Meu pai, José Moreno Rueda, falecido em 2007, sonhava realizar duas coisas ao  se aposentar: construir uma casinha em um terreno atrás do Sesc de Bertioga e rever sua Espanha, de onde saira menino. Em 1996, ele vendeu o terreno e, com a grana, fomos juntos visitar Madri e Andaluzia.

“Não quero me emocionar, senão eu tenho um troço”, ele me disse quando tomamos o avião para uma longa e mágica jornada. Antes da viagem, visitamos a antiga “Hospedaria de Immigração”, no Brás, em São Paulo, hoje museu, onde um livro registra que ele dera entrada ali 71 anos antes, mais precisamente em 3 de dezembro de 1925. Tinha 12 anos de idade e acompanhava vovô José, vovó Maria e os irmãos (mais novos) Miguel, Antônio e Antônia.  (Aqui nasceria a irmã  caçula, Josefa).

Saíram de Alhaurin El Grande, um pueblo andaluz onde já se nasce com apelido. Como ali não há colocação suficiente para todos, seus habitantes são conhecidos como el busca vida, por terem que trabalhar em cidades vizinhas. Meu avô ousou ir mais longe, comerciar frutas na África. E caiu na armadilha de marroquinos inimigos da Espanha.

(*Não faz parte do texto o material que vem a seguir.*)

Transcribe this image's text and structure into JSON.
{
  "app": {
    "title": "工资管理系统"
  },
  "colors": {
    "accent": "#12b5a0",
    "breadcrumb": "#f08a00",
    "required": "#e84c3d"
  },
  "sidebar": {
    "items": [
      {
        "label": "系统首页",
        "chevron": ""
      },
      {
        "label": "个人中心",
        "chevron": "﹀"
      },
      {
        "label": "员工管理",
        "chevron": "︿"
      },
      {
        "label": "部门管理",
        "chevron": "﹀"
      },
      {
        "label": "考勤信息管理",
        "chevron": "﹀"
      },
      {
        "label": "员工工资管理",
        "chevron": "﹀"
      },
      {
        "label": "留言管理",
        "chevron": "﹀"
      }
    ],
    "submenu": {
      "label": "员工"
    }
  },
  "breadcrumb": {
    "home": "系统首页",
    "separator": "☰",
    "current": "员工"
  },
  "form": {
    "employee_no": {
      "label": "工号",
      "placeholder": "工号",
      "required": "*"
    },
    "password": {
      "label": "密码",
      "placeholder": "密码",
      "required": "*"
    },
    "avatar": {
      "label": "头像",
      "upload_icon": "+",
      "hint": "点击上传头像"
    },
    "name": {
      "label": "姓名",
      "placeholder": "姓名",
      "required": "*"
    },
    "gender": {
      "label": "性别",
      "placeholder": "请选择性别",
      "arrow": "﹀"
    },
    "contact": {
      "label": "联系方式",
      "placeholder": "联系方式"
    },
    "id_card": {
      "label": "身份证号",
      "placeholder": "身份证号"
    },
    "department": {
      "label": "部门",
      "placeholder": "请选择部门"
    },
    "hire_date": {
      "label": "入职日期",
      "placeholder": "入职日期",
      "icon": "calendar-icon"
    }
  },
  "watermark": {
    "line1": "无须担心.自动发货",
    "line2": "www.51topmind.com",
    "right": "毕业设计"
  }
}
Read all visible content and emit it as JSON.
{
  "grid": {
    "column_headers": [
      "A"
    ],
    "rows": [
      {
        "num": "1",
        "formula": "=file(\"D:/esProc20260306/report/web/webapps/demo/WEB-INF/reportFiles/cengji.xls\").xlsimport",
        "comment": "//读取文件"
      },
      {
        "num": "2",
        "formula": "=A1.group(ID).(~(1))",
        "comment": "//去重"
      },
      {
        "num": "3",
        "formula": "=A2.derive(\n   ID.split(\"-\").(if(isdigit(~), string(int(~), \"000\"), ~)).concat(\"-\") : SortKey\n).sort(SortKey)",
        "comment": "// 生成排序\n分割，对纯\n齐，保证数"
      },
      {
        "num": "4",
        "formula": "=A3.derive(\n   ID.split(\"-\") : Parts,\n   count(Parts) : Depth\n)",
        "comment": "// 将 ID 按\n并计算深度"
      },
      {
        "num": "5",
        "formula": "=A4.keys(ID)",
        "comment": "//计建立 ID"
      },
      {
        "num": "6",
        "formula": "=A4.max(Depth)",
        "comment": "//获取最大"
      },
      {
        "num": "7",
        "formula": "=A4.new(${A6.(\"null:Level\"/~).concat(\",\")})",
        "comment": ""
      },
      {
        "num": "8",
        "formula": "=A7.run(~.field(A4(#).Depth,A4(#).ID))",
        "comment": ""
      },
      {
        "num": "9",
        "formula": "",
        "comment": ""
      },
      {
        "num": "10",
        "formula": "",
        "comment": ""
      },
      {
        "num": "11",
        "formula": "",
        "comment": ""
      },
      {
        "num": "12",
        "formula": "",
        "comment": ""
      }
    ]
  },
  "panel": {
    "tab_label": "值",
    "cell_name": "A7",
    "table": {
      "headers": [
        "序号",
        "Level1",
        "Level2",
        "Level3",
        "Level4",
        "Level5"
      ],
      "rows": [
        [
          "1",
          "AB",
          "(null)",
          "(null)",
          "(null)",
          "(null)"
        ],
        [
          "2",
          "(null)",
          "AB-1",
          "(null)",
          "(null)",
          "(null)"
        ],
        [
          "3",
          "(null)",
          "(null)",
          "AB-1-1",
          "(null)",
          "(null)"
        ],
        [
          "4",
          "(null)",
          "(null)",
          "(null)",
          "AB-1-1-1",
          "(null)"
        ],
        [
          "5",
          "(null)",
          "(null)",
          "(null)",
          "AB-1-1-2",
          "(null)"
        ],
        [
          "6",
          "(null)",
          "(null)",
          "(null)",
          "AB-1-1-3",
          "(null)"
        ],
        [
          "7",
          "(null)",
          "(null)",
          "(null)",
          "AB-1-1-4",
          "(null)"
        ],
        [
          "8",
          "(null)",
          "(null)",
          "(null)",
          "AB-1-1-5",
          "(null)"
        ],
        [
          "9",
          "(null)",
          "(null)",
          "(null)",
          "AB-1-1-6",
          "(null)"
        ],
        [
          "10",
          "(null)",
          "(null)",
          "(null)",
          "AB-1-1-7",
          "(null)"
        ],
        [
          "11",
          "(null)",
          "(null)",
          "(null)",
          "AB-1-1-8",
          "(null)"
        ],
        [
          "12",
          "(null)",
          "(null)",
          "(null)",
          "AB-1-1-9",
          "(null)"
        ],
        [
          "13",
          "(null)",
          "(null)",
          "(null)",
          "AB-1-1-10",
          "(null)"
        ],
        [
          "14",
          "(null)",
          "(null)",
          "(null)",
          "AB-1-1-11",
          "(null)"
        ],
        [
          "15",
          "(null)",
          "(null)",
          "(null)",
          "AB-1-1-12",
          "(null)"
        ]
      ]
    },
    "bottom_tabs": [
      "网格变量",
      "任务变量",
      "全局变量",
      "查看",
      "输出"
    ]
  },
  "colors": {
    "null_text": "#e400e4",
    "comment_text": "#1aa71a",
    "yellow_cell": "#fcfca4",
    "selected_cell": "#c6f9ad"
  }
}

Depois de ter sido dado por morto, ele reapareceu em Alhaurin aos trapos. Pouco contou do que se passou, colocando toda sua energia nos tramites para embarcar a família, semanas depois, no vapor Córdoba. Queria livrar os filhos de sofrimento igual. Parecia intuir o estouro da Guerra Civil Espanhola.

Nenhum deles voltou a rever a cidade, exceto meu pai. Por coincidência, na  semana em que chegamos estava de volta à matriz a patrona Virgem de Gracia, depois de vários anos de reforma da igreja. Ouvimos uma pitoresca história sobre o paradeiro da santa durante as obras. De tempos em tempos, a imagem era hospedada numa das casas do pueblo. Calhou que quando a Virgem estava na casa de um casal de irmãos, a mulher enferma morreu. Foi difícil convencer o irmão deixar a patrona sair, ele a queria como substituta da companhia perdida. E isto acrescentou mistério ao encanto da procissão do retorno.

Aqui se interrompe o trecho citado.